Есть разные интеллектуальные операции: одно дело –доказать, другое – объяснить. Доказать – значит силой логики понудить своих слушателей к принятию именно моей позиции. Объяснить - значит привести те аргументы, которые сделали эту позицию приемлимой для меня. Объяснить – значит показать, что то или иное верование (и именно в качестве верования) значит в моей жизни, в мире моей традиции. В религии много недоказуемого, но нет ничего бессмысленного. Религиозная традиция наделяет смыслом каждый жест, каждую деталь своего обихода. Так что не всецелая доказательность разговора о религии не означает, что здесь вообще неуместен рациональный подход: поиск и изъяснение смысла того или иного религиозного установления тоже есть вполне рациональная деятельность религиоведа, философа, богослова.
И как в философии есть чередование доказуемого с тем, что только обяснимо или даже только описуемо, так и в богословии. В области богословия очевидности может быть еще меньше, чем в философии: Божество выше наших слов и формул. И путь православного богословия — это путь апофатический, отрицающий; это не столько серия неких утверждений о Боге, сколько чередование отрицаний, направленных против суждений, которые слишком примитивно понимают тайну Высшего Бытия. Никто не знает формулы жизни, но формулы веществ, которые несовместимы с жизнью, знают все. Трудно дать формулу счастья, но как причинить человеку горе, увы, общеизвестно.
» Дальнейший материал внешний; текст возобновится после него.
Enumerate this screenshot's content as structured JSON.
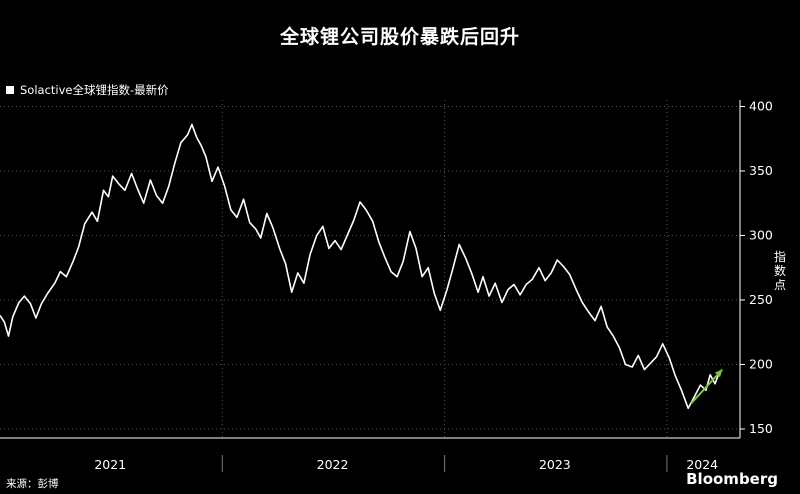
{
  "title": "全球锂公司股价暴跌后回升",
  "legend": {
    "label": "Solactive全球锂指数-最新价"
  },
  "source": "来源：彭博",
  "brand": "Bloomberg",
  "colors": {
    "background": "#000000",
    "line": "#ffffff",
    "grid": "#555555",
    "arrow": "#7ec93a"
  },
  "chart_data": {
    "type": "line",
    "title": "全球锂公司股价暴跌后回升",
    "ylabel": "指数点",
    "ylim": [
      143,
      405
    ],
    "y_ticks": [
      150,
      200,
      250,
      300,
      350,
      400
    ],
    "x_range": [
      "2021-01-01",
      "2024-04-30"
    ],
    "x_labels": [
      "2021",
      "2022",
      "2023",
      "2024"
    ],
    "x_label_dates": [
      "2021-07-01",
      "2022-07-01",
      "2023-07-01",
      "2024-02-28"
    ],
    "series": [
      {
        "name": "Solactive全球锂指数-最新价",
        "points": [
          [
            "2021-01-01",
            238
          ],
          [
            "2021-01-08",
            233
          ],
          [
            "2021-01-15",
            222
          ],
          [
            "2021-01-22",
            237
          ],
          [
            "2021-02-01",
            248
          ],
          [
            "2021-02-10",
            253
          ],
          [
            "2021-02-20",
            247
          ],
          [
            "2021-03-01",
            236
          ],
          [
            "2021-03-10",
            247
          ],
          [
            "2021-03-20",
            255
          ],
          [
            "2021-04-01",
            263
          ],
          [
            "2021-04-10",
            272
          ],
          [
            "2021-04-20",
            268
          ],
          [
            "2021-05-01",
            280
          ],
          [
            "2021-05-10",
            291
          ],
          [
            "2021-05-20",
            309
          ],
          [
            "2021-06-01",
            318
          ],
          [
            "2021-06-10",
            311
          ],
          [
            "2021-06-20",
            335
          ],
          [
            "2021-06-28",
            330
          ],
          [
            "2021-07-05",
            346
          ],
          [
            "2021-07-15",
            340
          ],
          [
            "2021-07-25",
            335
          ],
          [
            "2021-08-05",
            348
          ],
          [
            "2021-08-15",
            336
          ],
          [
            "2021-08-25",
            325
          ],
          [
            "2021-09-05",
            343
          ],
          [
            "2021-09-15",
            331
          ],
          [
            "2021-09-25",
            325
          ],
          [
            "2021-10-05",
            338
          ],
          [
            "2021-10-15",
            356
          ],
          [
            "2021-10-25",
            372
          ],
          [
            "2021-11-05",
            378
          ],
          [
            "2021-11-12",
            386
          ],
          [
            "2021-11-20",
            376
          ],
          [
            "2021-11-28",
            369
          ],
          [
            "2021-12-05",
            361
          ],
          [
            "2021-12-15",
            342
          ],
          [
            "2021-12-25",
            353
          ],
          [
            "2022-01-05",
            338
          ],
          [
            "2022-01-15",
            320
          ],
          [
            "2022-01-25",
            314
          ],
          [
            "2022-02-05",
            328
          ],
          [
            "2022-02-15",
            310
          ],
          [
            "2022-02-25",
            305
          ],
          [
            "2022-03-05",
            298
          ],
          [
            "2022-03-15",
            317
          ],
          [
            "2022-03-25",
            306
          ],
          [
            "2022-04-05",
            290
          ],
          [
            "2022-04-15",
            278
          ],
          [
            "2022-04-25",
            256
          ],
          [
            "2022-05-05",
            271
          ],
          [
            "2022-05-15",
            263
          ],
          [
            "2022-05-25",
            285
          ],
          [
            "2022-06-05",
            300
          ],
          [
            "2022-06-15",
            307
          ],
          [
            "2022-06-25",
            290
          ],
          [
            "2022-07-05",
            296
          ],
          [
            "2022-07-15",
            289
          ],
          [
            "2022-07-25",
            300
          ],
          [
            "2022-08-05",
            312
          ],
          [
            "2022-08-15",
            326
          ],
          [
            "2022-08-25",
            320
          ],
          [
            "2022-09-05",
            311
          ],
          [
            "2022-09-15",
            295
          ],
          [
            "2022-09-25",
            283
          ],
          [
            "2022-10-05",
            272
          ],
          [
            "2022-10-15",
            268
          ],
          [
            "2022-10-25",
            280
          ],
          [
            "2022-11-05",
            303
          ],
          [
            "2022-11-15",
            290
          ],
          [
            "2022-11-25",
            268
          ],
          [
            "2022-12-05",
            275
          ],
          [
            "2022-12-15",
            255
          ],
          [
            "2022-12-25",
            242
          ],
          [
            "2023-01-05",
            258
          ],
          [
            "2023-01-15",
            275
          ],
          [
            "2023-01-25",
            293
          ],
          [
            "2023-02-05",
            282
          ],
          [
            "2023-02-15",
            270
          ],
          [
            "2023-02-25",
            256
          ],
          [
            "2023-03-05",
            268
          ],
          [
            "2023-03-15",
            253
          ],
          [
            "2023-03-25",
            263
          ],
          [
            "2023-04-05",
            248
          ],
          [
            "2023-04-15",
            258
          ],
          [
            "2023-04-25",
            262
          ],
          [
            "2023-05-05",
            254
          ],
          [
            "2023-05-15",
            262
          ],
          [
            "2023-05-25",
            266
          ],
          [
            "2023-06-05",
            275
          ],
          [
            "2023-06-15",
            265
          ],
          [
            "2023-06-25",
            271
          ],
          [
            "2023-07-05",
            281
          ],
          [
            "2023-07-15",
            276
          ],
          [
            "2023-07-25",
            270
          ],
          [
            "2023-08-05",
            258
          ],
          [
            "2023-08-15",
            248
          ],
          [
            "2023-08-25",
            241
          ],
          [
            "2023-09-05",
            234
          ],
          [
            "2023-09-15",
            245
          ],
          [
            "2023-09-25",
            229
          ],
          [
            "2023-10-05",
            222
          ],
          [
            "2023-10-15",
            213
          ],
          [
            "2023-10-25",
            200
          ],
          [
            "2023-11-05",
            198
          ],
          [
            "2023-11-15",
            207
          ],
          [
            "2023-11-25",
            196
          ],
          [
            "2023-12-05",
            201
          ],
          [
            "2023-12-15",
            206
          ],
          [
            "2023-12-25",
            216
          ],
          [
            "2024-01-05",
            205
          ],
          [
            "2024-01-15",
            191
          ],
          [
            "2024-01-25",
            180
          ],
          [
            "2024-02-05",
            166
          ],
          [
            "2024-02-15",
            175
          ],
          [
            "2024-02-25",
            184
          ],
          [
            "2024-03-05",
            180
          ],
          [
            "2024-03-12",
            192
          ],
          [
            "2024-03-20",
            185
          ],
          [
            "2024-03-28",
            195
          ]
        ]
      }
    ],
    "annotations": [
      {
        "type": "arrow",
        "from": [
          "2024-02-10",
          170
        ],
        "to": [
          "2024-04-01",
          196
        ]
      }
    ]
  }
}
Невозможно постичь Божество и найти вполне верные (богоприличные, как говорят Отцы) слова, но можно сказать, что то или иное выражение или суждение все-таки слишком поспешно. Хоть и нельзя выпить океан, но все же вкус океанской воды можно отличить от вкуса воды родниковой или от болотной жижи.
Так что сопоставление богословских формул возможно, возможно размышление о Боге. Еще преп. Иоанн Дамаскин пояснял, что применительно к человеческому познанию в Божественной тайне можно выделить три области: есть в Боге нечто, что непознаваемо человеком в принципе; есть нечто, что человек может познать сердцем, опытом, но не может выразить словами; наконец, есть нечто, что человек может и познать, и выразить своим разумом и словом{10}. На грани последних двух сфер и стоит православное богословие, сопоставляя с полнотой сердечного опыта те формулы, что рождает рассудок, и отвергая многие из них.
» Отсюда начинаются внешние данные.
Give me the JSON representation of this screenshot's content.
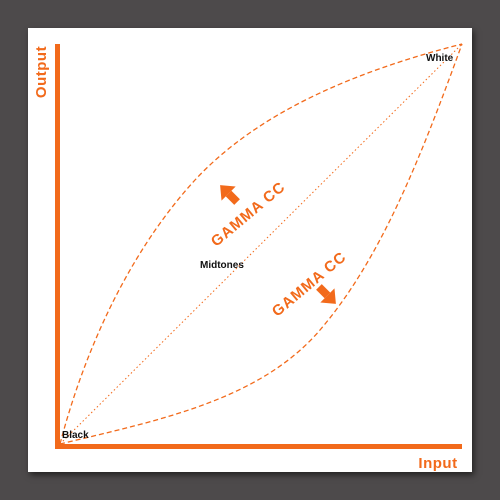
{
  "axes": {
    "x_label": "Input",
    "y_label": "Output"
  },
  "points": {
    "black": "Black",
    "white": "White",
    "midtones": "Midtones"
  },
  "curves": {
    "upper_label": "GAMMA CC",
    "lower_label": "GAMMA CC"
  },
  "colors": {
    "accent": "#f26a1b",
    "background": "#4d4a4b",
    "panel": "#ffffff",
    "text": "#111111"
  }
}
Кроме того, православная традиция всегда признавала, что у разума есть свои права в сфере богомыслия. “Можно сказать, что христианское богословие, верное святоотеческому преданию, не знает прыжков в «сверхлогику»: оно постоянно ставит нас перед лицом антиномий, но всегда пытается разрешить их через различение, позволяющее мыслить и говорить о металогическом, не нарушая законов тождества, противоречия и исключенного третьего. Св. Григорий Палама, великий православный мистик, которого трудно упрекнуть в «рационализме», пишет: «Утверждать то одно, то другое, когда оба утверждения верны, есть свойство всякого благочестивого богослова; но говорить противоречивое самому себе свойственно совершенно лишенному разума»”{11}. Богословие признает правомочными в своей сфере все законы логики, и в православии действует та же этикетная норма, которую Честертон подметил в католической традиции: “Вы нападали на разум: у священников это не принято!”.
Слишком часто оккультные оппоненты христианства при встрече с человеком, способным развернуть серьезную философско-логическую аргументацию, убегают от критики своего мифа в “апофатику”: мол, это несказанно, это наше ощущение, мы верим нашим сердцам и нашим махатмам. Но, по мнению православной традиции, у логики, у мысли, у разума есть в сфере религии свои неотъемлемые права. Да, у разума есть свои пределы, далее которых он пройти не может. Но то, что разум не может позитивно решить все проблемы религиозной жизни, никак не означает, что он не способен помочь в решении хотя бы некоторых. Поэтому и дискуссия с теософией может вестись не на уровне “мистических переживаний”, а на уровне аргументов, работы с источниками и апелляции к логике.